The skill surfaces a small set of scripts and omnctl command patterns to interact with the Omni provider process running in a Foxtrot LXC. It can view logs (plain or raw JSON), restart the provider, and automate common omnictl workflows like syncing cluster templates, listing machines, and applying MachineClass YAML. Reference files explain Proxmox API credentials, network topology constraints, and CEL-based storage selectors so you can author correct provider data.

When to use it

  • Check provider status or view recent provider logs to diagnose failures.
  • Restart the Proxmox provider process when it becomes unresponsive.
  • Create or apply MachineClass resources for Proxmox-backed Talos machines.
  • Configure Proxmox provider credentials, storage selectors, or networking.
  • Debug provider registration or cluster template sync problems.
  • Prepare cluster templates and storage selectors before provisioning Talos clusters.

Best practices

  • Run provider commands from the management host where the provider script handles SSH to Foxtrot LXC.
  • Use omnctl label selectors (-l) rather than a nonexistent --cluster flag when querying machines.
  • Keep the provider on the same L2 as Talos VMs (no routing between provider and VMs).
  • Prefer explicit CEL storage selector 'name' attribute; the CEL type field is reserved.
  • Tag hostnames with :local-fix instead of :latest to avoid a known hostname bug.
  • Treat VM migration as destructive; destroy and recreate nodes rather than migrate.

Example use cases

  • Run provider-ctl.py --logs 50 to capture the last 50 log lines when a cluster fails to join.
  • Restart the Proxmox provider with provider-ctl.py --restart after updating API credentials.
  • Apply a minimal MachineClass YAML to provision a new worker on the vm_ssd pool.
  • Sync a complete cluster template with omnctl cluster template sync -f clusters/mycluster.yaml.
  • Compose CEL storage selectors for CEPH RBD pools when creating machine classes that require vm_ssd storage.

FAQ

Where does the provider run and how do I reach it?

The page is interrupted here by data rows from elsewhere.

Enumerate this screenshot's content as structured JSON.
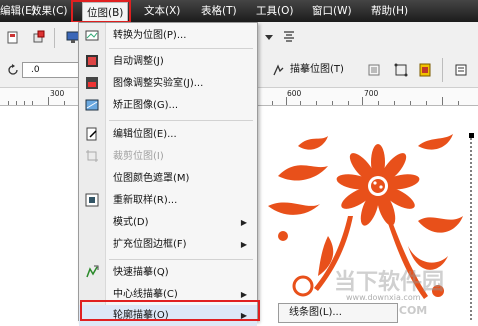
{
  "menubar": {
    "items": [
      {
        "label": "编辑(E)"
      },
      {
        "label": "效果(C)"
      },
      {
        "label": "位图(B)"
      },
      {
        "label": "文本(X)"
      },
      {
        "label": "表格(T)"
      },
      {
        "label": "工具(O)"
      },
      {
        "label": "窗口(W)"
      },
      {
        "label": "帮助(H)"
      }
    ]
  },
  "toolbar": {
    "rotation_value": ".0",
    "trace_bitmap_label": "描摹位图(T)"
  },
  "ruler": {
    "labels": [
      "300",
      "600",
      "700"
    ]
  },
  "bitmap_menu": {
    "items": [
      {
        "label": "转换为位图(P)...",
        "icon": "convert-bitmap-icon"
      },
      {
        "label": "自动调整(J)",
        "icon": "auto-adjust-icon"
      },
      {
        "label": "图像调整实验室(J)...",
        "icon": "image-lab-icon"
      },
      {
        "label": "矫正图像(G)...",
        "icon": "straighten-icon"
      },
      {
        "label": "编辑位图(E)...",
        "icon": "edit-bitmap-icon"
      },
      {
        "label": "裁剪位图(I)",
        "icon": "crop-bitmap-icon"
      },
      {
        "label": "位图颜色遮罩(M)",
        "icon": ""
      },
      {
        "label": "重新取样(R)...",
        "icon": "resample-icon"
      },
      {
        "label": "模式(D)",
        "icon": ""
      },
      {
        "label": "扩充位图边框(F)",
        "icon": ""
      },
      {
        "label": "快速描摹(Q)",
        "icon": "quick-trace-icon"
      },
      {
        "label": "中心线描摹(C)",
        "icon": ""
      },
      {
        "label": "轮廓描摹(O)",
        "icon": ""
      }
    ]
  },
  "submenu": {
    "first_item": "线条图(L)..."
  },
  "watermark": {
    "text": "当下软件园",
    "url": "www.downxia.com",
    "site": "XHLY S.COM"
  }
}
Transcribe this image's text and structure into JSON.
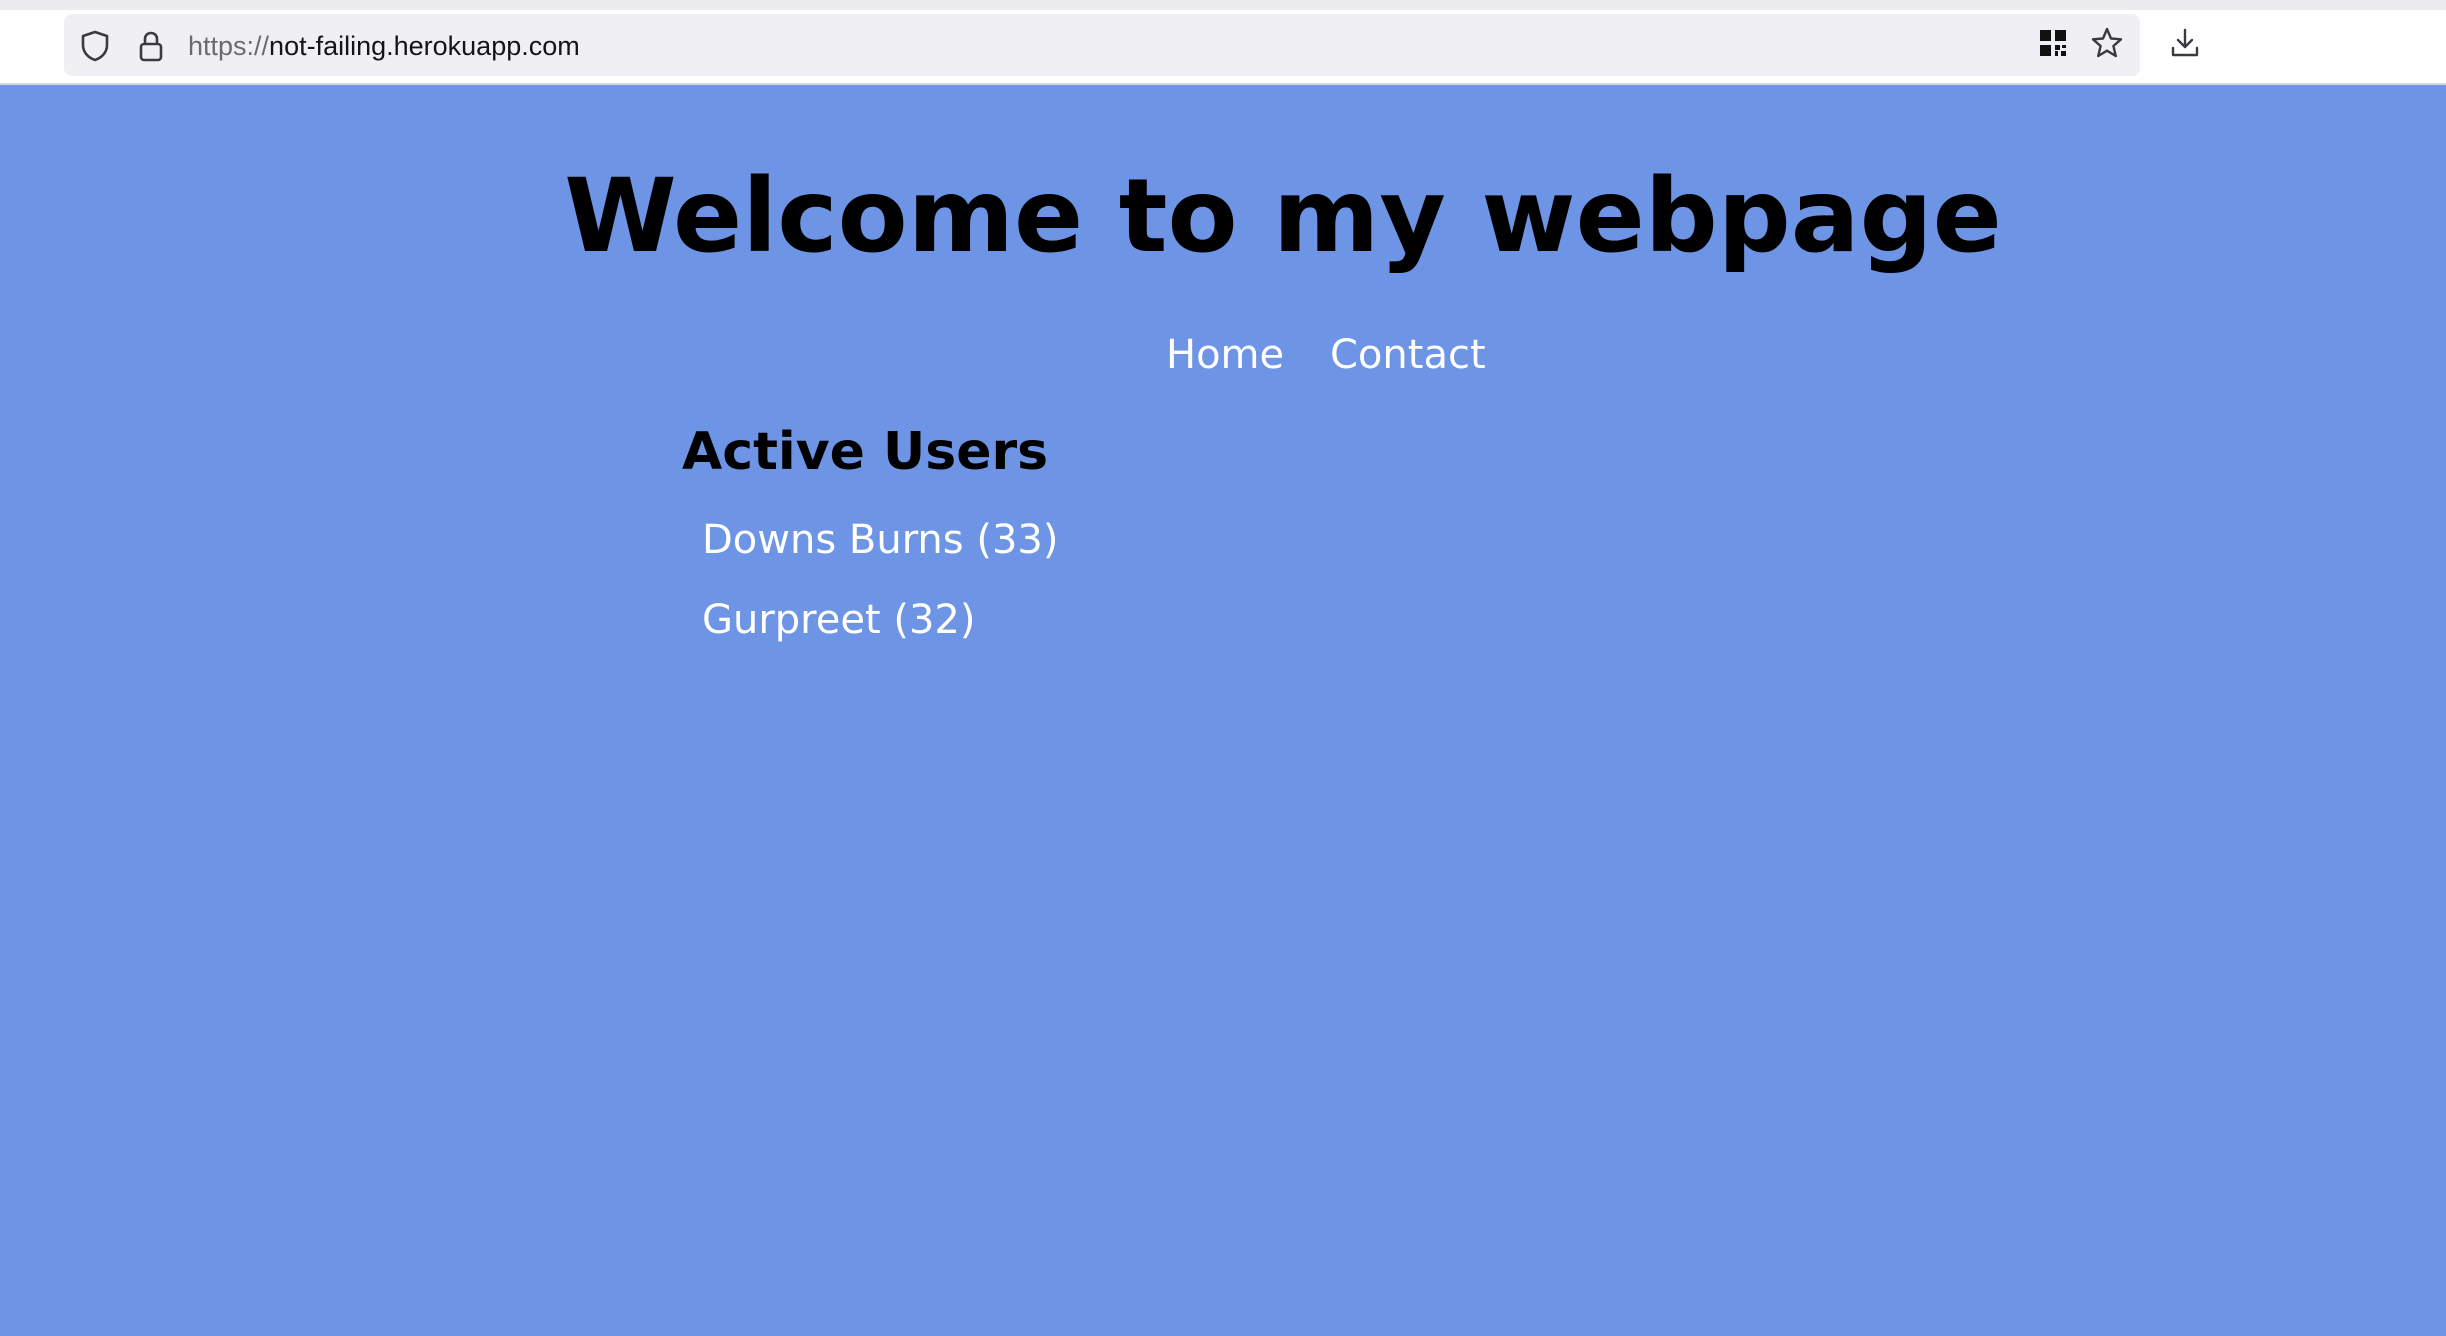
{
  "browser": {
    "url_scheme": "https://",
    "url_host": "not-failing.herokuapp.com",
    "icons": {
      "tracking_protection": "shield-icon",
      "connection": "lock-icon",
      "extension": "qr-code-icon",
      "bookmark": "star-icon",
      "downloads": "download-icon"
    }
  },
  "page": {
    "background_color": "#6d94e5",
    "title": "Welcome to my webpage",
    "nav": {
      "home_label": "Home",
      "contact_label": "Contact"
    },
    "active_users": {
      "heading": "Active Users",
      "users": [
        {
          "label": "Downs Burns (33)"
        },
        {
          "label": "Gurpreet (32)"
        }
      ]
    }
  }
}
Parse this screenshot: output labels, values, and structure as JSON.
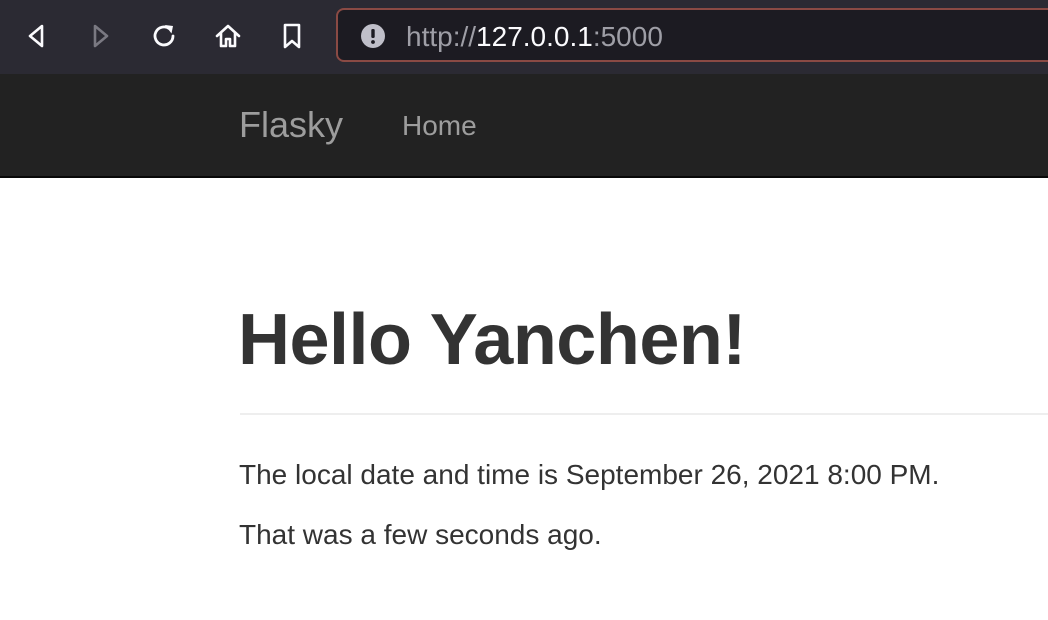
{
  "browser": {
    "url_scheme": "http://",
    "url_host": "127.0.0.1",
    "url_port": ":5000",
    "icons": {
      "back": "back-arrow-icon",
      "forward": "forward-arrow-icon",
      "reload": "reload-icon",
      "home": "home-icon",
      "bookmark": "bookmark-icon",
      "site_info": "insecure-warning-icon"
    },
    "colors": {
      "toolbar_bg": "#2b2a33",
      "urlbar_bg": "#1c1b22",
      "urlbar_border": "#8a4a44"
    }
  },
  "navbar": {
    "brand": "Flasky",
    "links": [
      {
        "label": "Home"
      }
    ],
    "colors": {
      "bg": "#222222",
      "text": "#9d9d9d"
    }
  },
  "main": {
    "title": "Hello Yanchen!",
    "paragraphs": [
      "The local date and time is September 26, 2021 8:00 PM.",
      "That was a few seconds ago."
    ],
    "colors": {
      "text": "#333333"
    }
  }
}
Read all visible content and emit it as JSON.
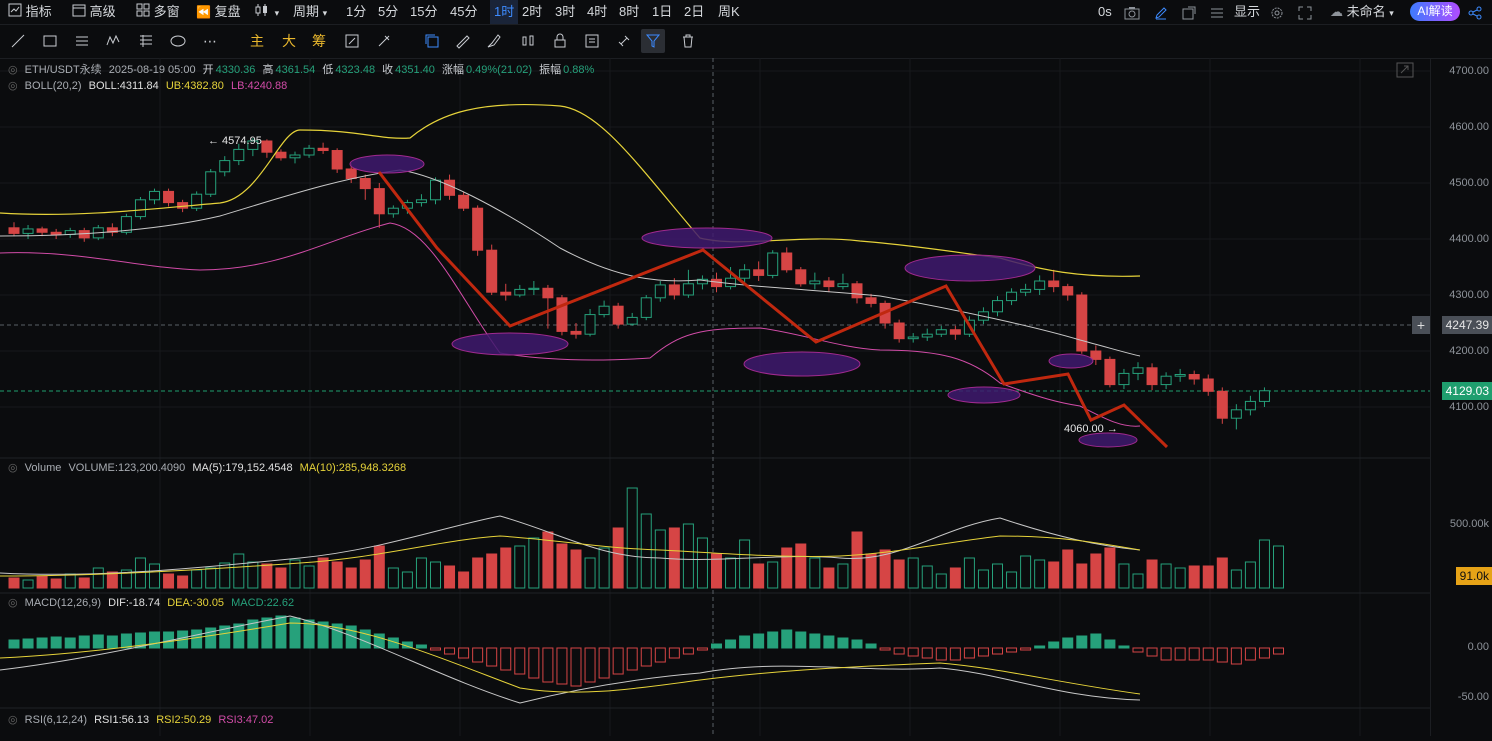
{
  "toolbar": {
    "indicators": "指标",
    "advanced": "高级",
    "multi_window": "多窗",
    "replay": "复盘",
    "period": "周期",
    "timeframes": [
      "1分",
      "5分",
      "15分",
      "45分",
      "1时",
      "2时",
      "3时",
      "4时",
      "8时",
      "1日",
      "2日",
      "周K"
    ],
    "active_timeframe": "1时",
    "seconds": "0s",
    "display": "显示",
    "unnamed": "未命名",
    "ai_button": "AI解读"
  },
  "drawing_tools": {
    "main": "主",
    "big": "大",
    "chips": "筹"
  },
  "price_legend": {
    "symbol": "ETH/USDT永续",
    "datetime": "2025-08-19 05:00",
    "open_label": "开",
    "open": "4330.36",
    "high_label": "高",
    "high": "4361.54",
    "low_label": "低",
    "low": "4323.48",
    "close_label": "收",
    "close": "4351.40",
    "change_label": "涨幅",
    "change": "0.49%(21.02)",
    "amp_label": "振幅",
    "amp": "0.88%"
  },
  "boll_legend": {
    "name": "BOLL(20,2)",
    "boll": "BOLL:4311.84",
    "ub": "UB:4382.80",
    "lb": "LB:4240.88"
  },
  "volume_legend": {
    "name": "Volume",
    "volume": "VOLUME:123,200.4090",
    "ma5": "MA(5):179,152.4548",
    "ma10": "MA(10):285,948.3268"
  },
  "macd_legend": {
    "name": "MACD(12,26,9)",
    "dif": "DIF:-18.74",
    "dea": "DEA:-30.05",
    "macd": "MACD:22.62"
  },
  "rsi_legend": {
    "name": "RSI(6,12,24)",
    "rsi1": "RSI1:56.13",
    "rsi2": "RSI2:50.29",
    "rsi3": "RSI3:47.02"
  },
  "price_axis": [
    "4700.00",
    "4600.00",
    "4500.00",
    "4400.00",
    "4300.00",
    "4200.00",
    "4100.00"
  ],
  "crosshair_price": "4247.39",
  "last_price": "4129.03",
  "volume_axis": "500.00k",
  "volume_tag": "91.0k",
  "macd_axis": [
    "0.00",
    "-50.00"
  ],
  "annotations": {
    "high": "4574.95",
    "low": "4060.00"
  },
  "colors": {
    "up": "#26a17b",
    "down": "#d64545",
    "ub": "#e6d33a",
    "mid": "#c7c7c7",
    "lb": "#d24ca8",
    "trend": "#c0280f",
    "ellipse": "#3f1a6e"
  }
}
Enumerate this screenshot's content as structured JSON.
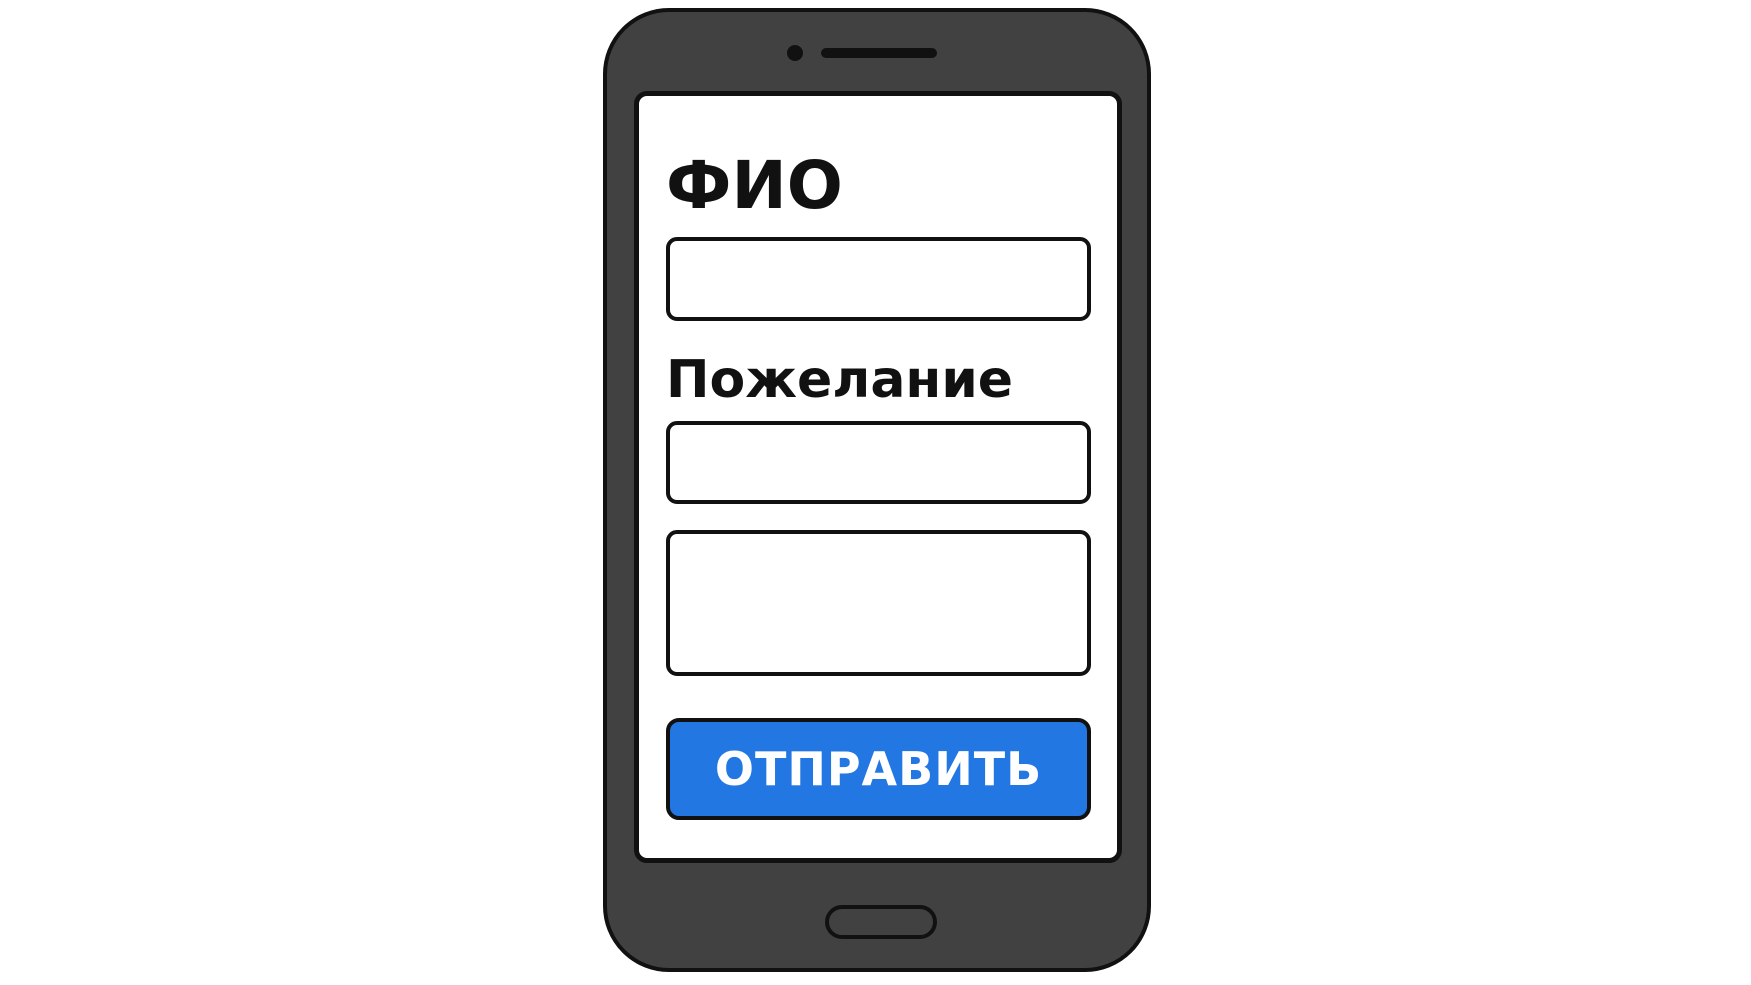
{
  "form": {
    "fio_label": "ФИО",
    "fio_value": "",
    "fio_placeholder": "",
    "wish_label": "Пожелание",
    "wish_value": "",
    "wish_placeholder": "",
    "extra_value": "",
    "extra_placeholder": "",
    "submit_label": "ОТПРАВИТЬ"
  },
  "colors": {
    "device_body": "#414141",
    "outline": "#111111",
    "screen_background": "#ffffff",
    "submit_button": "#2277e3",
    "submit_text": "#ffffff"
  },
  "icons": {
    "camera": "camera-icon",
    "speaker": "speaker-grille",
    "home": "home-button"
  }
}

The provider runs in Foxtrot LXC (CT 200) on the same L2 as Talos VMs. The management script SSHs into that container automatically; use the provided IPs and split-horizon DNS for local access.

How do I list machines for a specific cluster?

Use omnctl get machines -l omni.sidero.dev/cluster=<cluster-name>. Do not use a --cluster flag; it does not exist.